Hace muchos años que al llegar enero me propongo mejorar mi inglés, pero siempre encuentro una excusa para emplear el tiempo libre en otros asuntos más urgentes. Claro que luego, cuando tengo necesidad de entenderme con un guiri, lamento que mis conocimientos gramaticales de la lengua de Shakespeare no pasen del infinitivo Apache, que hablaba en cinemascope el gran jefe Jerónimo cuando discutía con el hombre blanco. Comenzar el año haciendo aquello que llevas proponiéndote toda tu vida, no deja ser la eterna ilusión de reinventarte para que te quieran más. Los compromisos a los que llegamos con nosotros mismos, cuando acaba un año y empieza el otro, son de los más variopintos. Hay quienes se compran zapatillas “running” y un pedazo de chándal tras descubrir un buen día que aquella parte del cuerpo en la que se recreaban cuando miraban al suelo ha desaparecido. O las que deciden que ya no quieren ser gordas y se proponen un plan severo para dejarle a 2008 unos cuantos centímetros de grasa y al 2009 toda la guasa que te genera una dieta de apios y zanahorias. Los hay que descubren que los chiquillos crecen y ya no te conocen, por lo que hacen votos por cultivar la vida familiar, con carácter retroactivo, cuando ya es tarde. Y, últimamente, abundan quienes buscan la ONG que más se ajusta a su conciencia para volcar todo el cariño y la solidaridad que les sobra. Por último, están los más perseverantes en los buenos propósitos: esa gran legión de adictos a la nicotina que lleva toda la vida quitándose del tabaco sin conseguirlo.
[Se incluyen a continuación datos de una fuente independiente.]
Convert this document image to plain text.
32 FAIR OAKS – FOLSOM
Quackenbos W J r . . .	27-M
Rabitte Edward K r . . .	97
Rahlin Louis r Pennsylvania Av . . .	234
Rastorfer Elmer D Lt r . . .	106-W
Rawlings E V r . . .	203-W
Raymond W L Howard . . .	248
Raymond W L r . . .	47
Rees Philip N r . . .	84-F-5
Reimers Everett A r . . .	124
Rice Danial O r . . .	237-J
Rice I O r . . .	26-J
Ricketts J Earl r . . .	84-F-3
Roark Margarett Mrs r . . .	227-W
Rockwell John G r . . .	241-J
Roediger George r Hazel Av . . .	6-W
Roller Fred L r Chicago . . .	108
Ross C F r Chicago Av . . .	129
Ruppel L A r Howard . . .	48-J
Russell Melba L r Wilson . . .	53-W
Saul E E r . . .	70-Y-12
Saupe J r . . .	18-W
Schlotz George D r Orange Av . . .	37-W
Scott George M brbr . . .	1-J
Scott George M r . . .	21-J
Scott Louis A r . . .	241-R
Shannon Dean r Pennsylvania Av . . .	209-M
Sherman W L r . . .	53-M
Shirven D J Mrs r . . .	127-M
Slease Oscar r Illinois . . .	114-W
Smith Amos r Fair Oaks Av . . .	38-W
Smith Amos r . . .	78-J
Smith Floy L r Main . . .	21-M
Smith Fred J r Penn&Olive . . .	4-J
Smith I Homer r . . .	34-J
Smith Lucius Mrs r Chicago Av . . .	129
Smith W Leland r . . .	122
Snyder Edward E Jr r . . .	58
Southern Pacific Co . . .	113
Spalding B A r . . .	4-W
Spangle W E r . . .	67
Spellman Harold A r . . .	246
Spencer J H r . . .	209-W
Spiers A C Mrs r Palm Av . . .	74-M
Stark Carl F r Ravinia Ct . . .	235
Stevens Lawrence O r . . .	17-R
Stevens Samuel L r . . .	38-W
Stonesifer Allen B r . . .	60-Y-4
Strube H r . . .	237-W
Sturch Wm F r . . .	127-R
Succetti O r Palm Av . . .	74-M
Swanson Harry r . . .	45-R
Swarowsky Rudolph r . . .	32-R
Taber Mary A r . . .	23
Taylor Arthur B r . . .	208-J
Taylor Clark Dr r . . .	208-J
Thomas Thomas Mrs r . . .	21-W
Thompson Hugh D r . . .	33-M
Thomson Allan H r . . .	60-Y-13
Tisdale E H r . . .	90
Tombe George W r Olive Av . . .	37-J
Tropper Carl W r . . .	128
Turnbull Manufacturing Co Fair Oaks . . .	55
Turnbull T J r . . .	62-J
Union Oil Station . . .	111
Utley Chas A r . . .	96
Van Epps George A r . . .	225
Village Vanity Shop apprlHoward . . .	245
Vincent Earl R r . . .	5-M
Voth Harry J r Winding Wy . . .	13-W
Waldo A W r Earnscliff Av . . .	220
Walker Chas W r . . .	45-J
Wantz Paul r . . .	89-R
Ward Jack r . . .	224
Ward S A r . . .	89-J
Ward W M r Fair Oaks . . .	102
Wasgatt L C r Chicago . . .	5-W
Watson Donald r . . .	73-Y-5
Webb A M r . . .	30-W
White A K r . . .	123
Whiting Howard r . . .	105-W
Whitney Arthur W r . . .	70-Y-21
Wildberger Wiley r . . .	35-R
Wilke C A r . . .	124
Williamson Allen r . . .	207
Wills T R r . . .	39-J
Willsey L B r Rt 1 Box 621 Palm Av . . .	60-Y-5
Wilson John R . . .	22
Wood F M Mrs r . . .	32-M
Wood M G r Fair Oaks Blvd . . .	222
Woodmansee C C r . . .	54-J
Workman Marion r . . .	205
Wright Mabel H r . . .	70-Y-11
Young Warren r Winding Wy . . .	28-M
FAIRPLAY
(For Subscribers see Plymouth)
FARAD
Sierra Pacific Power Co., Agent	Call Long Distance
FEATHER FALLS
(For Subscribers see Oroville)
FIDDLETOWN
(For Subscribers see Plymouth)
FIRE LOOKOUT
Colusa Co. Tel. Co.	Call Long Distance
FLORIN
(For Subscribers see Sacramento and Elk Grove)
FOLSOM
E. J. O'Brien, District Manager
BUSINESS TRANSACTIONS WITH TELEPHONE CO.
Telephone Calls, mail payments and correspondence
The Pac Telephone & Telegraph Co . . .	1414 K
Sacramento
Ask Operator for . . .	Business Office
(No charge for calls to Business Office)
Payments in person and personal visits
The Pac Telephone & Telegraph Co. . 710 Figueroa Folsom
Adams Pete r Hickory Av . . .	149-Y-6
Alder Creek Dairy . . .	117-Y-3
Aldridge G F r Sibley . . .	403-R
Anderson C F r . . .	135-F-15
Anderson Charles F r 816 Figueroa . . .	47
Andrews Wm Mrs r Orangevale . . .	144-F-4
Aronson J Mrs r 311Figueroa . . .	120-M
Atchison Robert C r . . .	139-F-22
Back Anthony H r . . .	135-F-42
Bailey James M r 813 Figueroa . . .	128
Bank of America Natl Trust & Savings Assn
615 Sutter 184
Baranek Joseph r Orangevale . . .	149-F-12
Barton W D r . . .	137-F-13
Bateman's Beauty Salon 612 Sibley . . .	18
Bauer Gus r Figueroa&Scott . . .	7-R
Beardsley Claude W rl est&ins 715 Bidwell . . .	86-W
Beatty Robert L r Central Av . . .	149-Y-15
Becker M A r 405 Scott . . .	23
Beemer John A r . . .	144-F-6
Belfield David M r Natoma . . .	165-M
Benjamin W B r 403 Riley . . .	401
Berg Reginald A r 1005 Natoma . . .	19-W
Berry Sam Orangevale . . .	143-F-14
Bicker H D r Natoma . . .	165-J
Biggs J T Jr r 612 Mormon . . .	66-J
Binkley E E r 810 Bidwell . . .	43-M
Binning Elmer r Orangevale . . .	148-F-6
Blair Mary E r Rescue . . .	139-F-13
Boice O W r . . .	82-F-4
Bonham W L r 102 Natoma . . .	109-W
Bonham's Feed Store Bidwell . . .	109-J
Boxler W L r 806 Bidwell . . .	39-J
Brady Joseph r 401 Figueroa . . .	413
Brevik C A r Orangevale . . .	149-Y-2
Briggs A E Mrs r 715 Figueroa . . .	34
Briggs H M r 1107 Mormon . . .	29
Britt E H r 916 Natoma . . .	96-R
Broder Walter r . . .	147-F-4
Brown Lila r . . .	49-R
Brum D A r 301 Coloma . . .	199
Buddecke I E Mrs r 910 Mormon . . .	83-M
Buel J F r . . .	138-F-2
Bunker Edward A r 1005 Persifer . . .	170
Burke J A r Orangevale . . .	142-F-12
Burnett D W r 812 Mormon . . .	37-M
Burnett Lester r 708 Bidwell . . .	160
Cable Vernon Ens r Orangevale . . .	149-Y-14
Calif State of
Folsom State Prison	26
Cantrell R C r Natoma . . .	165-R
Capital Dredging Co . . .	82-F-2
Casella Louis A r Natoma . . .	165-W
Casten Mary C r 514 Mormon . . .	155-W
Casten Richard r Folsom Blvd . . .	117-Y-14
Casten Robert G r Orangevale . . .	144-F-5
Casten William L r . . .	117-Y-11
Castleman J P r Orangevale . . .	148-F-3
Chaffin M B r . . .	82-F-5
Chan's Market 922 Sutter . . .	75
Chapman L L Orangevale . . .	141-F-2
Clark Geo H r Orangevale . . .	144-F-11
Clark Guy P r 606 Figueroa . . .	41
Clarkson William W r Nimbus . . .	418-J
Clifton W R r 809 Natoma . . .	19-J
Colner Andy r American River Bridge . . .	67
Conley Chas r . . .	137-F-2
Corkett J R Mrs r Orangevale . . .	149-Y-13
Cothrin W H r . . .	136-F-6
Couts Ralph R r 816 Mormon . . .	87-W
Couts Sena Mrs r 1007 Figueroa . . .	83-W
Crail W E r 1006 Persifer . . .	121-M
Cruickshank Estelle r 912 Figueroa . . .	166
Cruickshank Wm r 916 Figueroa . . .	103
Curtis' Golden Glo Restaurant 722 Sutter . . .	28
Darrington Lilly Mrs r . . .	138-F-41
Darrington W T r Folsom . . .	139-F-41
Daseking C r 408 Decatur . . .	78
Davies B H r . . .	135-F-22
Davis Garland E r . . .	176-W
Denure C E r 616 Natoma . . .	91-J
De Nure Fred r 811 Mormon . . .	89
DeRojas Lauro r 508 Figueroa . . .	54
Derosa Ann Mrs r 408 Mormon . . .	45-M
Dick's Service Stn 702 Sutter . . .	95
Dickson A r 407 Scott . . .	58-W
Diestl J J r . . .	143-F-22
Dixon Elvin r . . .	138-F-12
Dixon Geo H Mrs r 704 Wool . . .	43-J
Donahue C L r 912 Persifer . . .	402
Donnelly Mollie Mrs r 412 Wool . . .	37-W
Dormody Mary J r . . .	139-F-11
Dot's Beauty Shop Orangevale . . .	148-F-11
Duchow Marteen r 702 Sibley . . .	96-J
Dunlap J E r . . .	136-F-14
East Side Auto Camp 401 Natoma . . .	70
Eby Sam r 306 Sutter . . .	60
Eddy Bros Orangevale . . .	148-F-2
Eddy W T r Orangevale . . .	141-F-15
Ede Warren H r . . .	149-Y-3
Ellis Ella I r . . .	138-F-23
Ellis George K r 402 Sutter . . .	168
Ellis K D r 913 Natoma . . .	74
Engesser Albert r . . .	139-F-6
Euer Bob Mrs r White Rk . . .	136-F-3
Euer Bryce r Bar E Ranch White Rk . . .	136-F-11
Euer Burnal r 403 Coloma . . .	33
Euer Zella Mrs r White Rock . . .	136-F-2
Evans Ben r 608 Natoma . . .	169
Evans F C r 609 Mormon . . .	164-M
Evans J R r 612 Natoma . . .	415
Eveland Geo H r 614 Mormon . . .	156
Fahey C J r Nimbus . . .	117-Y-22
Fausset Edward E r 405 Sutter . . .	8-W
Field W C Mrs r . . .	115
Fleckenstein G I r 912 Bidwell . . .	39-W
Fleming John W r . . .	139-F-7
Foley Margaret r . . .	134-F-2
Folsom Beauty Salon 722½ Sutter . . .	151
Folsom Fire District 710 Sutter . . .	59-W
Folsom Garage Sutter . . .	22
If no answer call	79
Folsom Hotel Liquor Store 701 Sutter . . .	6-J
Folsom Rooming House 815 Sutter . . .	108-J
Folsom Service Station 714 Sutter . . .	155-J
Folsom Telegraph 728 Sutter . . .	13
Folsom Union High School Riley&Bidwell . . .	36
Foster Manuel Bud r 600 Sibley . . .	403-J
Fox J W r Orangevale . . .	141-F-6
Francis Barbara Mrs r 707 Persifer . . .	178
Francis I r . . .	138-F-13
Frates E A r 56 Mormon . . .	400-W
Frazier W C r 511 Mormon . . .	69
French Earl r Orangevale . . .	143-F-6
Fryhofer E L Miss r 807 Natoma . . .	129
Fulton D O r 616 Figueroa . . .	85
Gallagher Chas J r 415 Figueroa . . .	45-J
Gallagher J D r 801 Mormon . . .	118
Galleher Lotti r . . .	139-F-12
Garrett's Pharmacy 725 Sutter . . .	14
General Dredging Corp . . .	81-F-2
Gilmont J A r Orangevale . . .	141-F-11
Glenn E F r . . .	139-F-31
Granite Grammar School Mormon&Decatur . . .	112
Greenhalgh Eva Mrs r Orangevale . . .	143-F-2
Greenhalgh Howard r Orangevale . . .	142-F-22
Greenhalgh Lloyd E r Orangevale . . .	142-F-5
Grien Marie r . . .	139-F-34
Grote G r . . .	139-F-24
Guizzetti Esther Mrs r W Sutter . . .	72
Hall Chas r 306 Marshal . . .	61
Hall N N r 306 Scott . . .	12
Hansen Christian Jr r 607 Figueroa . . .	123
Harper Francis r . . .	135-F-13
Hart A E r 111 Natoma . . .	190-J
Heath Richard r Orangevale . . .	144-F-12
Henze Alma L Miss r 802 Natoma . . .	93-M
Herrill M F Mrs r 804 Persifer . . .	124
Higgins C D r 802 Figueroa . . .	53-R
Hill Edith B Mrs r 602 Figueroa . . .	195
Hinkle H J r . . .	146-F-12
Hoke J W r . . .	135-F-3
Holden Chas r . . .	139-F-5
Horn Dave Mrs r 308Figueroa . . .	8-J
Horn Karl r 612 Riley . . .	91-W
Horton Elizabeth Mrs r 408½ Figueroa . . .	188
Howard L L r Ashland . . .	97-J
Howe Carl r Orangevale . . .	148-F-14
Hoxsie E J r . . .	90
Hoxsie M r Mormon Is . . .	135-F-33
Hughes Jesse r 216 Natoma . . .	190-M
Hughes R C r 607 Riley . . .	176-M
Yo he decidido que el inglés será la segunda opción del 2009, y que centraré todos mis esfuerzos a aprender a no odiar a nadie. Así como suena, a nadie. No es que se me haya aparecido la Virgen, o que haya roto con mi tradición atea y ahora siga las enseñanzas del evangelio: aquello de poner la otra mejilla, perdonar a los enemigos, etc. Tampoco me he contagiado del espíritu navideño, que sólo me afecta en la Visa y en el estómago, sobre todo si mezclo la bilis acumulada del 2008 con el turrón y el cava. Mi motivación es mucho más sencilla: lo hago para estar más guapo. Me lo ha aconsejado mi médico –que ejerce la medicina sintergética– como terapia para depurar mis neuronas y purificar mis pensamientos, erradicando de mi mente cualquier elemento contaminante. Así que, aunque tenga motivos, me he convencido de que odiar no es bueno ni para el cuerpo ni para el espíritu, porque te carga de energías negativas que corroen las vísceras y hasta te pueden matar. Ya sé que hay gente que sobrevive a esta patología cultivando una sonrisa afilada y fría, y cubriendo la piel de maquillaje para tapar las arrugas que produce la mala leche: un esfuerzo inútil, porque la fealdad que genera el odio traspasa todas las barreras cosméticas, aunque lleven la firma de Lancome, Channel o Christian Dior. Cuando me cruzo con alguien que sufre esa enfermedad imagino una infancia trágica, una adolescencia en soledad y un itinerario vital carente de besos, de amor y de ternura. Si eres víctima de un personaje de ese cariz, en ningún caso debes pagar odio con odio: es mejor la indiferencia, para que el enemigo no consiga una doble victoria. Es mejor ponerse a cubierto, soportando las maldades desde la resiliencia y afrontando la adversidad con entereza, sin dejar que quien te agrede traspase ni un milímetro la raya que limita la dignidad y el respeto hacia uno mismo. Detrás de la injusticia siempre hay actos de poder inspirados por el odio, que no por la razón, y gente fea, muy fea, por dentro. Pero también conciencias ausentes, manos cómplices y espíritus cobardes que miran hacia otro lado. Para mí son los peores, aunque ambos coinciden en tener un corazón pequeño, y los corazones pequeños, ya lo dijo alguien, “son los que más odio albergan”.
La cosa es que desde que he tomado la decisión de no dejarme invadir por los sentimientos negativos me siento very well, y cuando flaqueo acudo a los consejos de mi médico, que ahora también es mi cosmético sanador, para que me lea la cartilla. Si en el 2009 supero el curso de “Cómo vivir la vida con alegría aunque alguien intente amargártela”, prometo matricularme en una academia de inglés. O mejor, a ver si me acuerdo qué leches hice con el curso interactivo que me trajeron los Reyes Magos hace ya unos pocos de años.